E10 contains up to 10% Bio ethanol as opposed to E5 which is up to 5% bio-ethanol.
It might be expected that bio ethanol is carbon neutral: i.e. the carbon is absorbed when the source is grown and emitted when burnt. However energy is used to produce bio ethanol, farming it fertilizer, harvesting, processing, transport: I have not seen a recent paper in 1995 it came out at between 138% and 262% output for energy input: depends on the source crop, method of farming and other products: would be interesting is someone is able to provide genuine more up to date figures. Of course energy also needs to be input to produce petrol: extract, transport, refine Petrol (gas) but I could see any comparable analysis on percentage return: but again this would be a range depending on source, refining process, transport.
E10 will produce some reduction in Carbon Monoxide and particulate matter but it is still 90% petrol.
Apparently there would be a small reduction in MPG but overall there is a reduction in CO2 emissions.
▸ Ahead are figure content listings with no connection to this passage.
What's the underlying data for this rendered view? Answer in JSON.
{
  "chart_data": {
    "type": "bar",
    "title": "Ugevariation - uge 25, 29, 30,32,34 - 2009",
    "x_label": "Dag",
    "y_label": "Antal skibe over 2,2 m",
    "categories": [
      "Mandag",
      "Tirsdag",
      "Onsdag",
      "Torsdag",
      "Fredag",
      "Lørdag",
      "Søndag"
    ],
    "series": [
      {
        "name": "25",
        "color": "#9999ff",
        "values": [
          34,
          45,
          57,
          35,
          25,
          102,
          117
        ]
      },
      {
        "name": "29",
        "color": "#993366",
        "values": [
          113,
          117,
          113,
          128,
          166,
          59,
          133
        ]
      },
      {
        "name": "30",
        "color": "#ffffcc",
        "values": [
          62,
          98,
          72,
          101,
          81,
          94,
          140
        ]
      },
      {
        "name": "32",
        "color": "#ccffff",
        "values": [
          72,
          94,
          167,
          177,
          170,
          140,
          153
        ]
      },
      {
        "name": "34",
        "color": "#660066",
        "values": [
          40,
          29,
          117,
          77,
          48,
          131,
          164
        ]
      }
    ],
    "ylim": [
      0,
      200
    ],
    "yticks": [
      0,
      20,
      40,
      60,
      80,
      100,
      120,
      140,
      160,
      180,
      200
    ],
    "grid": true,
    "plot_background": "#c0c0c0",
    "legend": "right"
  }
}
Some older cars may not be able to run on E10: in UK all cars manufactured from 2011 can run on it but some pre 2011 cars may not: if UK E5 will still be available.
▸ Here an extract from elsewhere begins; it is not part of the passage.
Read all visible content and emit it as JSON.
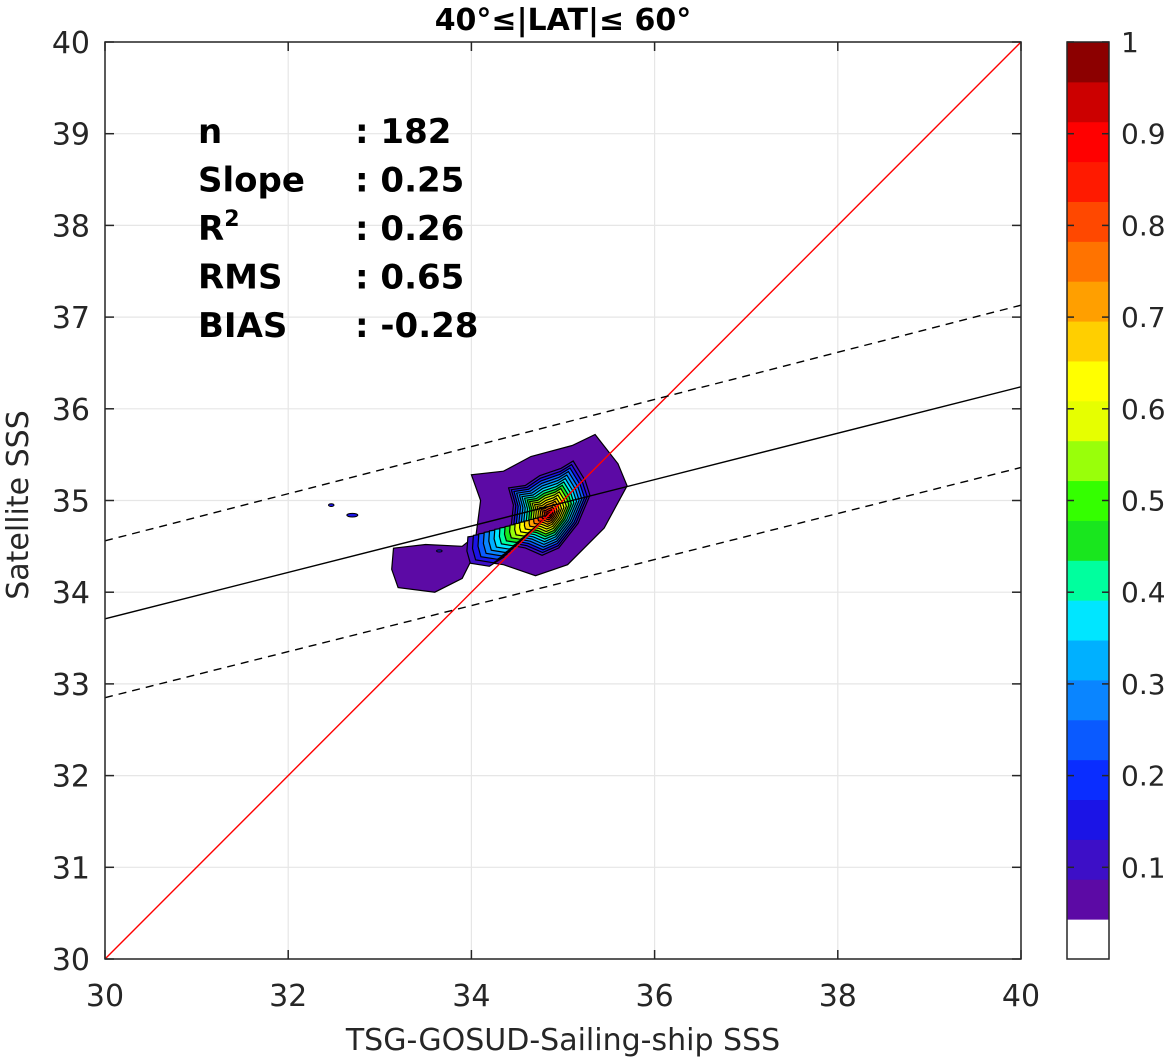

E10 petrol is already widely used around the world, including across Europe, the US and Australia. It has also been the reference fuel against which new cars are tested for emissions and performance since 2016.
It has been widely adopted and I have no doubt it is based on detailed analysis so I would have to assume it is environmentally more friendly but it is still 90% petrol.
An electric vehicle of course uses no petrol and produces no tailpipe emissions although the reduction on CO2 will depend on the source of the electricity.
Bio fuels may well be part of the future balance of transport but EVs seem to be the way forward as the mainstream for private cars as to seek to 100% replace petrol with 100% biofuels would result in competition with food production or alternatively further loss of natural habitat: it does not make environmental sense to cut down rainforest to grow a crop for fuel.
Looking at the environmental impact of biofuels is a complex area. I understand some biofuels can be produced from what would otherwise be waste from food production which is clearly the best option: but I would have thought the volumes would only allow for a small percentage of vehicles to run on biofuels: perhaps some of those where battery is not practical.
Would be interesting to hear from someone who really has experience in bio fuels.